Book Summary
UPDATED AND REVISED JULY 2019
The United States is coming apart at the seams. Hostilities between the parties to the national debate, substantially over the proper role of the federal government, are largely verbal rather than violent, but so they were before Fort Sumter was fired upon. The national debate is growing increasingly hostile, and a second Civil War at some time in our future cannot be ruled out.
We are no longer united as a people, but rather are divided into two warring camps, labeled roughly as Democrats and Republicans. We are dispersed throughout the land, it is true, but we also are clustered by region, as clearly shown by the Presidential election results of the early 21st Century, and by the map on the cover of this book. It is time to consider the possibility that these united states should be untied, in order that we may live as civil neighbors, rather than fractiously under one roof pretending to be a family.

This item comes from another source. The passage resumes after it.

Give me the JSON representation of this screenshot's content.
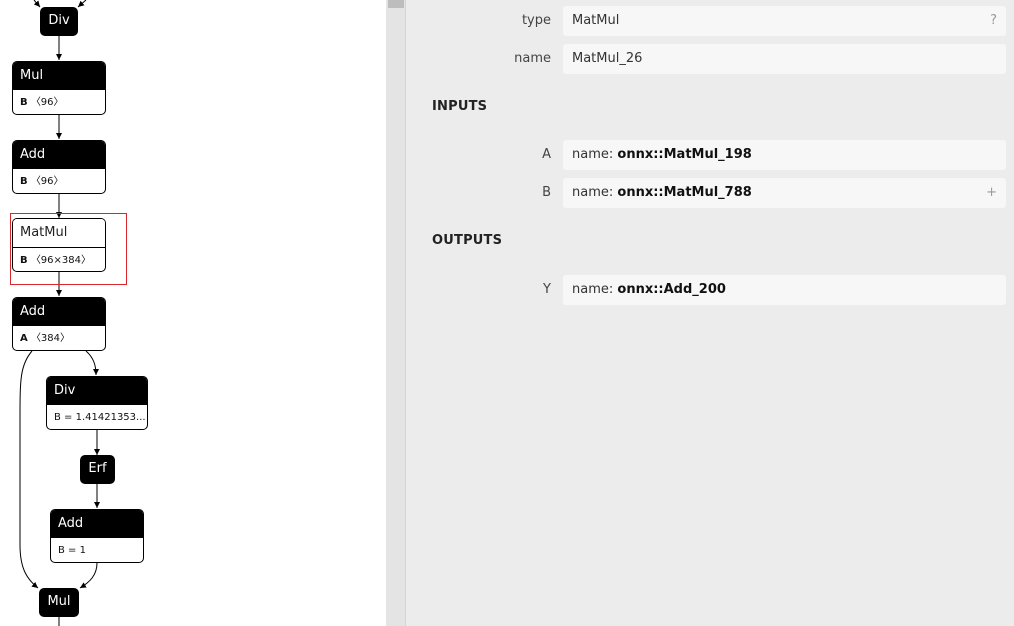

There is another divide in the country that has not been bridged, in spite of many efforts, and that many say is growing deeper and wider. The legacy of slavery and racism and segregation has left many (though certainly not all, and perhaps not most) African-Americans disaffected and unhappy with the country in which they find themselves. The reparations proposal presented in this book may provide the means for voluntary separation of these reluctant citizens into a new land of true self-determination. It is a dramatic and even drastic proposal, to be sure, but a wound that never heals eventually is fatal.